The length isn't necessarily a good indicator, as it can vary depending on the formatting of the json and claims that are set automatically. If you want to verify two tokens are similar you can drop it into the jwt debugger and check the claims contained inside.

[ngbruce]

Hi, thank you for reply. About the timestamp caim you mentioned, In the c++ verson, I placed

.set_issued_now()
.set_expires_in(std::chrono::seconds{3600})

so I still need to place them with .set_payload_claim()? If so could you give me an example for I am new to it. And also about the set_header_claim, cou you provide example fot it? Thanks you.

[Thalhammer]

In the c++ verson, I placed

.set_issued_now()
.set_expires_in(std::chrono::seconds{3600})

This sets the standardized iat (issued at) and exp (expires) claims. Your python example however also sets a custom timestamp claim (which seems to serve the purpose of iat, so I'd recommend porting to that in your existing codebase if thats an option).

To do that you'd have to do something like this:

.set_payload_claim("timestamp", std::chrono::duration_cast<std::chrono::seconds>(std::chrono::system_clock::now().time_since_epoch()).count())

You can set your "sign_type" claim using something like this:

.set_header_claim("sign_type", "SIGN")

[ngbruce]

In the c++ verson, I placed

.set_issued_now()
.set_expires_in(std::chrono::seconds{3600})

This sets the standardized iat (issued at) and exp (expires) claims. Your python example however also sets a custom timestamp claim (which seems to serve the purpose of iat, so I'd recommend porting to that in your existing codebase if thats an option).

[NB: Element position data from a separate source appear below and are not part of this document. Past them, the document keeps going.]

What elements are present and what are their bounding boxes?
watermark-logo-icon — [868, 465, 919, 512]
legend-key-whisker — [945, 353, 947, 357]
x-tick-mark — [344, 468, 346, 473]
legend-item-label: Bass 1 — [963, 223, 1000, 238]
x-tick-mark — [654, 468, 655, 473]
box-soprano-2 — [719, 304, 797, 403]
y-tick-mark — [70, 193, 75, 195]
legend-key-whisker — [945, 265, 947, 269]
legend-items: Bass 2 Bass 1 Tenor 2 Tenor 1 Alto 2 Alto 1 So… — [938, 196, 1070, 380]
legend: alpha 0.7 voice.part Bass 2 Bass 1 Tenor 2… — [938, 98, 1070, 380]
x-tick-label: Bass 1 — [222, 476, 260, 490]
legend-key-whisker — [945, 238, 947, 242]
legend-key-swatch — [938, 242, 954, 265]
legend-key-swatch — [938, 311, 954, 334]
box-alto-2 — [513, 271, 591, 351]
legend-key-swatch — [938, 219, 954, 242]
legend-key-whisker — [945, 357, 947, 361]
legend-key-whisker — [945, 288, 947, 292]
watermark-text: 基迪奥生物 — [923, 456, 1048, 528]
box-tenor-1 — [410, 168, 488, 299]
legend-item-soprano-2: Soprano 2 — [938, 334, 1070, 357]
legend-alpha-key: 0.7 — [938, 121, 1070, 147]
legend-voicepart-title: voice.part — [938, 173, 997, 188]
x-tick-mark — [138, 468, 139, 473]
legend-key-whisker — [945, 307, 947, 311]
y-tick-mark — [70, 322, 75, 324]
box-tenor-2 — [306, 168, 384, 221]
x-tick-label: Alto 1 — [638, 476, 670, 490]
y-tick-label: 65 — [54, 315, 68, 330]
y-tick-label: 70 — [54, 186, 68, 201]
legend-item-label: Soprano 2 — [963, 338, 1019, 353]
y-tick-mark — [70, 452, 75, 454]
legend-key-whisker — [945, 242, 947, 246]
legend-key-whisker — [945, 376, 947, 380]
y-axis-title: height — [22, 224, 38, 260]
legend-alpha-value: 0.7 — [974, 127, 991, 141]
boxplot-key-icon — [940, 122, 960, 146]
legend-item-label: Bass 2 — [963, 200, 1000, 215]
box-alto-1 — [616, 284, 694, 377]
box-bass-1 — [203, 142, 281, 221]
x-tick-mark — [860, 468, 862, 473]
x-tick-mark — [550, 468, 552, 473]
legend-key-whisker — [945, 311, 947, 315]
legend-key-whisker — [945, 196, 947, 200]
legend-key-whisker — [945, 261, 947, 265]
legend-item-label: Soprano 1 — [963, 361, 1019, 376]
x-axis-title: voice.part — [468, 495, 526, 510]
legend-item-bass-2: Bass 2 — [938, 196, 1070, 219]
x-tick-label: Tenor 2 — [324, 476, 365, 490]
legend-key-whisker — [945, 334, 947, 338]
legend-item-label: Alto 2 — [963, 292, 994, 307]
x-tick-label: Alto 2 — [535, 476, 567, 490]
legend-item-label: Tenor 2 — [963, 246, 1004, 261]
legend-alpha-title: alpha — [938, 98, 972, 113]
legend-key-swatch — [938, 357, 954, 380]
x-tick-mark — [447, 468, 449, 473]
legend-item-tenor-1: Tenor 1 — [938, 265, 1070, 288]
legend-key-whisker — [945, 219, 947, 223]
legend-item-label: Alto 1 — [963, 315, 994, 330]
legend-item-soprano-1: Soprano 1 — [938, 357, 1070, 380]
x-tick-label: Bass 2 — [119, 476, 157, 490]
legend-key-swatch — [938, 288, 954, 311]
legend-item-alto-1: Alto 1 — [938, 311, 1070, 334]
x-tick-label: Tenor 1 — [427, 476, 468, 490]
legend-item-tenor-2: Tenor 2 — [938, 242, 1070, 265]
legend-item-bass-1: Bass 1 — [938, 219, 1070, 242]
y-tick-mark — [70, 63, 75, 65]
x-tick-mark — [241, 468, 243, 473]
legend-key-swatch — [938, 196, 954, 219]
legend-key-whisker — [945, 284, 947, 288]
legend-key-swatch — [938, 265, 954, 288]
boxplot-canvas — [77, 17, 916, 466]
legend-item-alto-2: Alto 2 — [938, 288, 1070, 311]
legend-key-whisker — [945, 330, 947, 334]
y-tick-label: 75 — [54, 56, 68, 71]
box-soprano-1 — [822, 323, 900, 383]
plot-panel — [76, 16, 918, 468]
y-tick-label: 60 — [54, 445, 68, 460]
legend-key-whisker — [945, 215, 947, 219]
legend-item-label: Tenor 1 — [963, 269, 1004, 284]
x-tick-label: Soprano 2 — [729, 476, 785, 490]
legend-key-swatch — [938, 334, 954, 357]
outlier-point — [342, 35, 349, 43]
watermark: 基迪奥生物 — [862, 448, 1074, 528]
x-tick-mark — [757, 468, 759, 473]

To do that you'd have to do something like this:

.set_payload_claim("timestamp", std::chrono::duration_cast<std::chrono::seconds>(std::chrono::system_clock::now().time_since_epoch()).count())

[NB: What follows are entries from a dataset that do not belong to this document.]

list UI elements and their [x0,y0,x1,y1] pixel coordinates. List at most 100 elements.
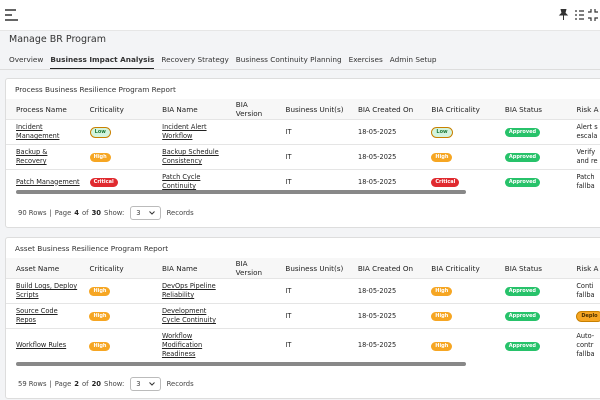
cell: High [79,303,152,329]
pagination: 90 Rows | Page 4 of 30 Show: 3 Records [18,206,194,220]
cell: High [421,144,495,170]
cell: 18-05-2025 [348,144,422,170]
cell[interactable]: DevOps Pipeline Reliability [151,278,226,304]
cell: 18-05-2025 [348,169,422,194]
column-header: BIA Name [152,99,226,120]
cell: 18-05-2025 [347,303,422,329]
page-label: Page [54,380,72,388]
cell: Critical [79,169,153,194]
report-card: Asset Business Resilience Program Report… [5,237,600,399]
report-table: Asset Name Criticality BIA Name BIA Version… [6,258,600,362]
cell: Patch fallba [566,169,600,194]
cell[interactable]: Backup & Recovery [6,144,80,170]
card-title: Asset Business Resilience Program Report [15,244,169,253]
cell: Approved [494,303,567,329]
cell[interactable]: Workflow Rules [6,328,80,362]
cell [225,303,276,329]
show-label: Show: [104,380,125,388]
cell: Approved [494,119,567,145]
cell: Alert s escala [566,119,600,145]
table-row: Backup & Recovery High Backup Schedule Con… [6,144,600,170]
tab[interactable]: Recovery Strategy [161,55,229,64]
tab[interactable]: Admin Setup [389,55,437,64]
cell-line: fallba [576,291,595,299]
cell[interactable]: Workflow Modification Readiness [151,328,226,362]
cell[interactable]: Build Logs, Deploy Scripts [6,278,80,304]
column-header: Criticality [79,258,152,279]
table-row: Incident Management Low Incident Alert Wor… [6,119,600,145]
column-header: BIA Status [494,99,567,120]
column-header: BIA Criticality [421,258,495,279]
toolbar-icons[interactable] [558,9,598,21]
cell: Approved [494,169,567,194]
cell: IT [275,278,348,304]
cell: Critical [421,169,495,194]
dropdown-arrow [148,211,155,215]
cell[interactable]: Development Cycle Continuity [151,303,226,329]
cell: Auto-contr fallba [566,328,600,362]
cell: IT [275,303,348,329]
cell[interactable]: Patch Cycle Continuity [152,169,226,194]
badge: High [89,312,111,321]
cell: Low [421,119,495,145]
menu-icon[interactable] [5,9,21,21]
cell-line: Verify [576,148,596,156]
report-card: Process Business Resilience Program Repo… [5,78,600,228]
cell: 18-05-2025 [347,328,422,362]
cell [225,278,276,304]
cell: 18-05-2025 [347,278,422,304]
cell [225,169,276,194]
cell: IT [275,144,348,170]
table-row: Workflow Rules High Workflow Modification … [6,328,600,362]
cell: High [421,278,495,304]
page-size-select[interactable]: 3 [130,206,161,220]
cell: High [421,328,495,362]
cell-line: escala [576,132,598,140]
cell[interactable]: Incident Management [6,119,80,145]
tab[interactable]: Overview [9,55,44,64]
header-row: Process Name Criticality BIA Name BIA Versi… [6,99,600,120]
cell: IT [275,119,348,145]
cell[interactable]: Patch Management [6,169,80,194]
tab[interactable]: Business Impact Analysis [50,55,155,70]
cell: Verify and re [566,144,600,170]
card-title: Process Business Resilience Program Repo… [15,85,176,94]
cell[interactable]: Backup Schedule Consistency [152,144,226,170]
tab[interactable]: Business Continuity Planning [235,55,342,64]
cell: Approved [494,278,567,304]
total-pages: 30 [91,209,102,217]
separator: | [49,380,52,388]
table-row: Patch Management Critical Patch Cycle Cont… [6,169,600,194]
cell: High [79,278,152,304]
column-header: Business Unit(s) [275,258,348,279]
badge: Low [89,126,111,138]
cell: Low [79,119,153,145]
cell[interactable]: Incident Alert Workflow [152,119,226,145]
current-page: 2 [74,380,79,388]
scrollbar [16,362,466,366]
badge: High [89,341,111,351]
column-header: Business Unit(s) [275,99,348,120]
cell: Approved [494,144,567,170]
badge: Low [431,126,453,138]
badge: Approved [504,341,540,351]
cell-line: contr [576,341,594,349]
cell: 18-05-2025 [348,119,422,145]
tab[interactable]: Exercises [348,55,383,64]
cell: High [79,328,152,362]
badge: Deplo [576,310,600,322]
records-label: Records [166,380,194,388]
badge: High [89,153,111,162]
page-size-select[interactable]: 3 [130,377,161,391]
badge: Approved [504,312,540,321]
cell: Approved [494,328,567,362]
table-row: Source Code Repos High Development Cycle C… [6,303,600,329]
cell [225,328,276,362]
badge: Approved [504,178,541,187]
column-header: Risk A [566,258,600,279]
badge: High [431,341,453,351]
cell-line: Auto- [576,332,595,340]
row-count: 90 Rows [18,209,47,217]
column-header: BIA Criticality [421,99,495,120]
cell[interactable]: Source Code Repos [6,303,80,329]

You can set your "sign_type" claim using something like this:

.set_header_claim("sign_type", "SIGN")

After more tests I think I figured out what happeded. Not only I should use .set_header_claim() ， but also the value of time caused the issue. I decode the token generated by Python with jwt::decode(), it turns out the value from python is millisecond , but C++ version was second. Finally, below codes can work as Python version:

auto now = std::chrono::time_point_cast<std::chrono::seconds>(std::chrono::system_clock::now());
auto exp = now + std::chrono::seconds{3600};

auto milliseconds_since_epoch = std::chrono::duration_cast<std::chrono::milliseconds>(now.time_since_epoch()).count();
auto milliseconds_exp = std::chrono::duration_cast<std::chrono::milliseconds>(exp.time_since_epoch()).count();

auto token_qt = jwt::create()
                     .set_payload_claim("timestamp", picojson::value(int64_t{milliseconds_since_epoch}))
                     .set_payload_claim("exp", picojson::value(int64_t{milliseconds_exp}))
                     .set_payload_claim("api_key", jwt::claim(std::string("example_of_the_api_key")))
                     .set_header_claim("sign_type", jwt::claim(std::string("SIGN")))  //必须
                     .set_header_claim("alg", jwt::claim(std::string("HS256")))  //可以不加
                     .sign(jwt::algorithm::hs256{"example_of_the_secret"});

[Thalhammer]

Glad you got it worked out. Keep in mind that the generated token is no longer a valid jwt token and will only work with your own code. I'd highly recommend sticking to the standards on order to not reinvent the wheel.